Uniq
(since EVL 2.1)
Read stdin or <f_in>
and write to stdout or <f_out>
last record in the group
specified by the <key>
. The input must be sorted according to this key.
- Uniq
-
is to be used in EVS job structure definition file.
<f_in>
and<f_out>
are either input and output file or flow name. - evl uniq
-
is intended for standalone usage, i.e. to be invoked from command line and reading records from standard input and writing to standard output.

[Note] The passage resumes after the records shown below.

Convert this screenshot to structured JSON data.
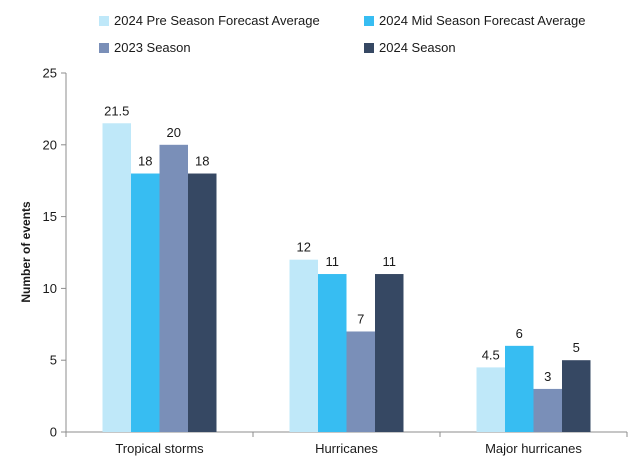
{
  "chart_data": {
    "type": "bar",
    "categories": [
      "Tropical storms",
      "Hurricanes",
      "Major hurricanes"
    ],
    "series": [
      {
        "name": "2024 Pre Season Forecast Average",
        "color": "#bfe8f9",
        "values": [
          21.5,
          12,
          4.5
        ]
      },
      {
        "name": "2024 Mid Season Forecast Average",
        "color": "#37bdf2",
        "values": [
          18,
          11,
          6
        ]
      },
      {
        "name": "2023 Season",
        "color": "#7a8fb8",
        "values": [
          20,
          7,
          3
        ]
      },
      {
        "name": "2024 Season",
        "color": "#364863",
        "values": [
          18,
          11,
          5
        ]
      }
    ],
    "ylabel": "Number of events",
    "xlabel": "",
    "ylim": [
      0,
      25
    ],
    "yticks": [
      0,
      5,
      10,
      15,
      20,
      25
    ],
    "grid": false,
    "legend_position": "top"
  }
}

EVD and EVS are EVL definition files, for details see evl-evd(5) and evl-evs(5).
Synopsis
Uniq <f_in> <f_out> (<evd>|-d <inline_evd>) -k <key> [-c|--check-sort] [-i|--ignore-case] [--reject=<file>] [-t|--keep-first] [--validate] [-x|--text-input] [-y|--text-output] evl uniq [<evd>] -k <key> [-c|--check-sort] [-i|--ignore-case] [--reject=<file>] [-t|--keep-first] [--validate] [-x|--text-input] [-y|--text-output] [-v|--verbose] evl uniq ( --help | --usage | --version )
Options
- -c, --check-sort
-
check if the input is sorted and fail if not
- -d, --data-definition=<inline_evd>
-
either this option or the file <evd> must be presented. Example: -d ’id int, user_id string(6) enc=iso-8859-1’
- -i, --ignore-case
-
ignore case sensitivity for key fields
- -k, --key=<key>
-
deduplicate via a key, where <key> is comma separated list of fields with type (default type is ASC). Example: -k ’id,user_id DESC,modify_dt ASC’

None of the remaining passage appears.